Dann traf ich einen alten Freund von früher wieder, der völlig entsetzt war, als er bemerkte, wie sehr ich abgestürzt war. Er rückte mir den Kopf grade und ich begriff, ich muss mich endlich um mich kümmern.
Im ersten Schritt habe ich mir dann neue Leute gesucht. Wildfremde, die mir vorurteilsfrei begegneten.
Die sich nicht von dem glänzenden Schein von außen blenden ließen, weil sie ihn nicht kannten.
Die mich nicht mit Samthandschuhen anfassten und die kein "seltsames Benehmen" verziehen, sondern Menschen, die mich nur deshalb nett fanden, weil ich fröhlich war.
Stundenweise mit wildfremden Menschen fröhlich zu sein klappte ganz gut. Und je besser es klappte, um so mehr Spaß machte es.
Ich begann zu experimentieren, mal diese Rolle, mal jene. Nach und nach trudelten die Erfolgserlebnisse ein. Wildfremde Menschen fanden mich auch dann gut, wenn ich Dinge machte, die jenseits meines bisherigen Rollenklischees lagen. Ich wurde für Fähigkeiten gelobt, die ich längst für selbstverständlich hielt, weil sie in meinem bisherigen Leben als selbstverständlich galten.
Und ich lernte den Menschen kennen, der mir mehr als alle anderen zuvor das Gefühl gab, tatsächlich etwas Besonderes zu sein.

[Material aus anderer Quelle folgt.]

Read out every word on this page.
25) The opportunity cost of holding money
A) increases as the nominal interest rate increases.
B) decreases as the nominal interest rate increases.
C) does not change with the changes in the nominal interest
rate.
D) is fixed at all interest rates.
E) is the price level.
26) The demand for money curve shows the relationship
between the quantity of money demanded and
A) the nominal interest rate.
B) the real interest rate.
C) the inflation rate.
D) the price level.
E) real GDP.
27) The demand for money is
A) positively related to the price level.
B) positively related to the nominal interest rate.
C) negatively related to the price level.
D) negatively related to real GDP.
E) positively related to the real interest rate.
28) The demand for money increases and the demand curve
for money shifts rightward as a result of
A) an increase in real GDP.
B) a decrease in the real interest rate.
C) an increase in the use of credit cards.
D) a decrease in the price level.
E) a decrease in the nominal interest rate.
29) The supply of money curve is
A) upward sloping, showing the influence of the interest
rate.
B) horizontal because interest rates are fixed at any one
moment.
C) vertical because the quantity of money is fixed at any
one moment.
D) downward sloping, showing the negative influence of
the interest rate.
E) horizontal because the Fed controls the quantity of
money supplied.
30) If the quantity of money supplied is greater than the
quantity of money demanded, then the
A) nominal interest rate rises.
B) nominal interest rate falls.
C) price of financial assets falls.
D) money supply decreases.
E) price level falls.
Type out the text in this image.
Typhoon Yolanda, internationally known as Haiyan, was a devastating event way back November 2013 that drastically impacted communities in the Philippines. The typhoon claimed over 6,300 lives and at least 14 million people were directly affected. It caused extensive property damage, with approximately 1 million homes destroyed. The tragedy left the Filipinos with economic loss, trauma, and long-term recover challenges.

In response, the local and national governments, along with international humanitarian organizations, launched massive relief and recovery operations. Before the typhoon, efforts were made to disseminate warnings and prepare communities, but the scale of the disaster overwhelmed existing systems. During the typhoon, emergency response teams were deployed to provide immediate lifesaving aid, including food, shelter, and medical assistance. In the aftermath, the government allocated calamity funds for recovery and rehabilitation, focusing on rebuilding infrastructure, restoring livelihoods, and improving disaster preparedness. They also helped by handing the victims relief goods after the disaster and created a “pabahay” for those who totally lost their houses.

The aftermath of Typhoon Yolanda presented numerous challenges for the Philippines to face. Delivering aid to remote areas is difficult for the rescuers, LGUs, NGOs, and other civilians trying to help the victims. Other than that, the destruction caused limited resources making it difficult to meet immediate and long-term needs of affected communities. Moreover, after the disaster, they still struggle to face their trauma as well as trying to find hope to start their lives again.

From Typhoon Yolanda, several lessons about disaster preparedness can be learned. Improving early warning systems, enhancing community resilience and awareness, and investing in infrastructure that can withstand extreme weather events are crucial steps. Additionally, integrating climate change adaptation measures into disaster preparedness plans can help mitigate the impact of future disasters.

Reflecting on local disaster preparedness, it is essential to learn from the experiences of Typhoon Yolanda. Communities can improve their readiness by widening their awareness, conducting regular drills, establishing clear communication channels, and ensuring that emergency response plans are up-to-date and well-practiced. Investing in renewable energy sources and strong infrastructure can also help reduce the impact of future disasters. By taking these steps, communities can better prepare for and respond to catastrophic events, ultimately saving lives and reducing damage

Dann starb unser Hund und mir wurde plötzlich klar, dass sich auch innerhalb der Familie das Leben begann zu verschieben.
Wir waren gar nicht mehr die Traumfamilie nach außen. "Ferien auf Saltkrokan" - Vater, Mutter, Kinder und ein großer Hund, alle glücklich, alle sorgenfrei. Pustekuchen. Klischee kaputt, so ein Hund, insbesondere wenn es ein wirklich großer ist, hat schon eine entscheidende Rolle.

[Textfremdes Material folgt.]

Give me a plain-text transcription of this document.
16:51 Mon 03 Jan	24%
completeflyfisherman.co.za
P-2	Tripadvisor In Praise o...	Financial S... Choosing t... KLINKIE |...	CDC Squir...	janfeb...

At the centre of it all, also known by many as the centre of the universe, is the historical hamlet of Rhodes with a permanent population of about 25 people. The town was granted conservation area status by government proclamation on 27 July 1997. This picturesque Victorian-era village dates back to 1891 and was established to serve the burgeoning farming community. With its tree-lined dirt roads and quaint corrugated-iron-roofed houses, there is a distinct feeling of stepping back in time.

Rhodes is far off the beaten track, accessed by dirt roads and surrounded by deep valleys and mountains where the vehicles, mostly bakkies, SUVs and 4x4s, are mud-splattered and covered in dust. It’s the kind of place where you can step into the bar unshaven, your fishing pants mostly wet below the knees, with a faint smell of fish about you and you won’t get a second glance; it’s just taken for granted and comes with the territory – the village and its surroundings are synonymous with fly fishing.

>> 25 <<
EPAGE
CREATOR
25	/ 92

Ich begann, mich immer mehr aus der Familie herauszuziehen, was zum Glück grade einfach war, da Sommerferien auf der Insel eh ein "Ausnahmezustand" sind und die Kinder deutlich weniger Betreuung brauchten als im Schulalltag.

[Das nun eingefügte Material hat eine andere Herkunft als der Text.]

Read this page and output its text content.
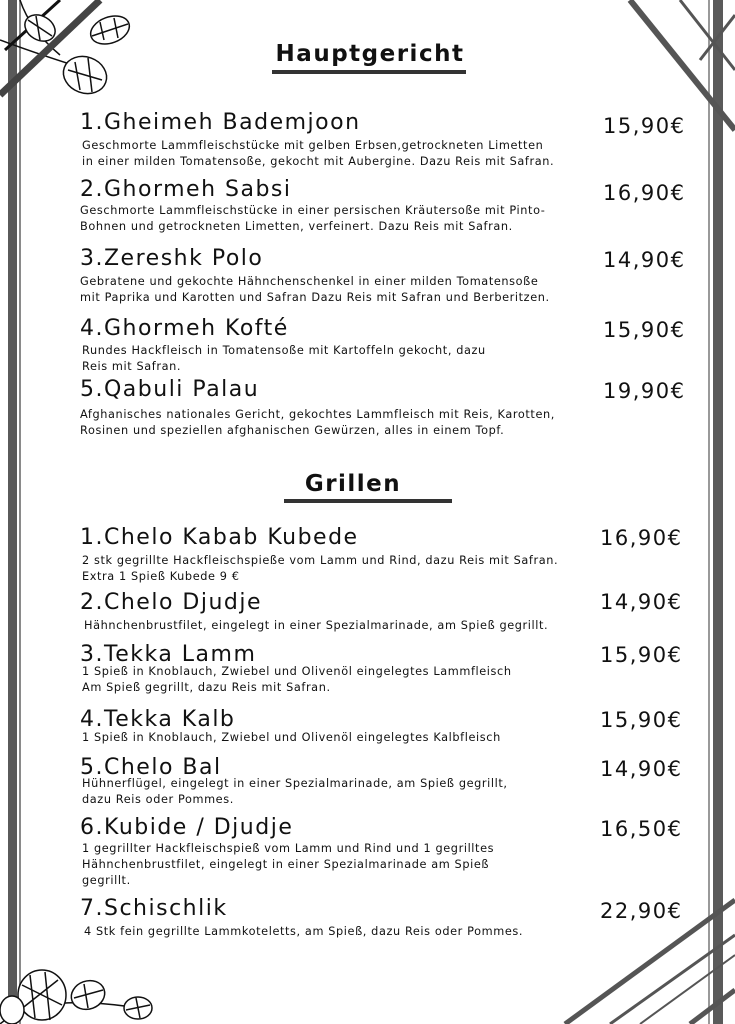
Hauptgericht
1.Gheimeh Bademjoon	15,90€
Geschmorte Lammfleischstücke mit gelben Erbsen,getrockneten Limetten
in einer milden Tomatensoße, gekocht mit Aubergine. Dazu Reis mit Safran.
2.Ghormeh Sabsi	16,90€
Geschmorte Lammfleischstücke in einer persischen Kräutersoße mit Pinto-
Bohnen und getrockneten Limetten, verfeinert. Dazu Reis mit Safran.
3.Zereshk Polo	14,90€
Gebratene und gekochte Hähnchenschenkel in einer milden Tomatensoße
mit Paprika und Karotten und Safran Dazu Reis mit Safran und Berberitzen.
4.Ghormeh Kofté	15,90€
Rundes Hackfleisch in Tomatensoße mit Kartoffeln gekocht, dazu
Reis mit Safran.
5.Qabuli Palau	19,90€
Afghanisches nationales Gericht, gekochtes Lammfleisch mit Reis, Karotten,
Rosinen und speziellen afghanischen Gewürzen, alles in einem Topf.
Grillen
1.Chelo Kabab Kubede	16,90€
2 stk gegrillte Hackfleischspieße vom Lamm und Rind, dazu Reis mit Safran.
Extra 1 Spieß Kubede 9 €
2.Chelo Djudje	14,90€
Hähnchenbrustfilet, eingelegt in einer Spezialmarinade, am Spieß gegrillt.
3.Tekka Lamm	15,90€
1 Spieß in Knoblauch, Zwiebel und Olivenöl eingelegtes Lammfleisch
Am Spieß gegrillt, dazu Reis mit Safran.
4.Tekka Kalb	15,90€
1 Spieß in Knoblauch, Zwiebel und Olivenöl eingelegtes Kalbfleisch
5.Chelo Bal	14,90€
Hühnerflügel, eingelegt in einer Spezialmarinade, am Spieß gegrillt,
dazu Reis oder Pommes.
6.Kubide / Djudje	16,50€
1 gegrillter Hackfleischspieß vom Lamm und Rind und 1 gegrilltes
Hähnchenbrustfilet, eingelegt in einer Spezialmarinade am Spieß
gegrillt.
7.Schischlik	22,90€
4 Stk fein gegrillte Lammkoteletts, am Spieß, dazu Reis oder Pommes.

Den Mann schickte ich aufs Festland - und hatte so Zeit, endlich mal nur "ich" zu sein.
Schon nach kurzer Zeit merkte ich, wie gut mir das tat.
Meine körperlichen Probleme waren wie weggeblasen (bis zu den Ferien hatte ich ganz massive Arthritisprobleme, die plötzlich komplett verschwunden waren, wie ausgeknipst), und so genoss ich diese Zeit und sammelte einfach Ruhe und Kraft. Drei Wochen ohne Heulen und Schmerzen - und es ging mir so gut, dass ich endlich auch die seit Jahren fällige Auseinandersetzung mit meinem Mann angehen konnte.
Nach und nach tauchten dann (anfangs noch verschwommene) Wunschvorstellungen auf, wie das Leben alternativ laufen könnte.
Ich setzte meine "Experimente" fort und sammelte weiter Erfolgserlebnisse. Ich lernte, dass ich selber eine Menge bewegen kann, ich muss nur den Mut dazu haben und es positiv angehen. Ich habe große Teile meiner bisherigen Aggressivität abgelegt und versucht, wieder in allen Dingen und Menschen etwas positives zu sehen.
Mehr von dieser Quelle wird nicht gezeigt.